Royal Prince Alfred Hospital
Fertility Unit
Royal Prince Alfred Hospital

Ovulation induction (OI)

What is OI?

Ovulation induction (OI) is controlled ovarian stimulation using low doses of follicle stimulating hormone (FSH). This is used to increase the number of follicles that develop fully, thereby causing ovulation in those patients who do not normally ovulate or who ovulate rarely. We monitor the body's response closely with blood tests and ultrasounds. When the dominant follicle is the right size, ovulation is triggered with an injection of human chorionic gonadotrophin (hCG), and we will advise you to have sexual intercourse.

Who is it for?

Ovulation induction may be recommended for who women who have normal tubes but who rarely or never ovulate, and whose partners have a normal semen analysis. For women who do ovulate regularly, ovarian stimulation can be used to increase the chance of pregnancy by increasing the number of follicles.

Drugs used in OI?

  • Recombinant follicle stimulating hormone (FSH)
  • Human chorionic gonadatrophin (HCG/Pregnyl)

Possible complications

Multiple pregnancy – using FSH to induce ovulation for getting pregnant naturally (as opposed to IVF) can be difficult, because of the risk of stimulating too many follicles and having a multiple pregnancy.
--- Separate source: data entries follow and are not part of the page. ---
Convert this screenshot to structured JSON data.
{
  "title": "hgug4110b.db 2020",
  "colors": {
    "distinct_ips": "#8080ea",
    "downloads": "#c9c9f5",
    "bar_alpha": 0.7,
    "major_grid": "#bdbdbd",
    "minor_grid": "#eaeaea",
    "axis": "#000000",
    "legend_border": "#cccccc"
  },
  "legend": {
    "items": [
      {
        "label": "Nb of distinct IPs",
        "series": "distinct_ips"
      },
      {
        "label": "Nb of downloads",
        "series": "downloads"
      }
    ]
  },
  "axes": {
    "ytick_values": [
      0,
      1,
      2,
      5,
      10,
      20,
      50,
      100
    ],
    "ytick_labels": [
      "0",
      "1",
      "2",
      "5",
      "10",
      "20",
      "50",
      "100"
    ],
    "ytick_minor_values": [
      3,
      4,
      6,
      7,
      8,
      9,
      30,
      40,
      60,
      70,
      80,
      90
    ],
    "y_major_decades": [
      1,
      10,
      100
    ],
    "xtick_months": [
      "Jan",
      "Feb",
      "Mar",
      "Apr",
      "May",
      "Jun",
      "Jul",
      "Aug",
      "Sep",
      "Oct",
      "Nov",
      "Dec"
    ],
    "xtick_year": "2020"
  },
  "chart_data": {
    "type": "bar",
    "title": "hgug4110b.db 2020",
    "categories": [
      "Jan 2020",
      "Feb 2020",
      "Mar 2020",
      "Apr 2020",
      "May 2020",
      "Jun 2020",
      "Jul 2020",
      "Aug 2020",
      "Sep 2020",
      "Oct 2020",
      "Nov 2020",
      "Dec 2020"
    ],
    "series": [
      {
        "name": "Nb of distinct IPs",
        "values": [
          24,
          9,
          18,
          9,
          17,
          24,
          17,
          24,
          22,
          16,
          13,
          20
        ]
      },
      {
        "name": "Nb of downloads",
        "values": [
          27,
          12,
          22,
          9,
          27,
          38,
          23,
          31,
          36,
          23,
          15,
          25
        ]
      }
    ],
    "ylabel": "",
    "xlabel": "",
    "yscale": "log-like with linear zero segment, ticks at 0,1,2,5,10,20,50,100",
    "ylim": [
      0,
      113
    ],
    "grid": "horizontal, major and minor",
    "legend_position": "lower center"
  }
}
This is why we monitor the body's response with blood tests and ultrasounds.  If too many follicles are present, your cycle will be cancelled and we will advise you to avoid sexual intercourse because of the high risk of a multiple pregnancy (including triplets or more). We may convert your cycle to IVF, if you have signed the appropriate consent forms.

Ovarian hyperstimulation – Overstimulation of your ovaries (or hyperstimulation) is another complication that could arise as a result of this treatment.

Pregnancy rates

Pregnancy rates depend primarily on the age of the woman and range from around 10% to 35% per month, or 40% to 50% over a six-month course of treatment in women under 38.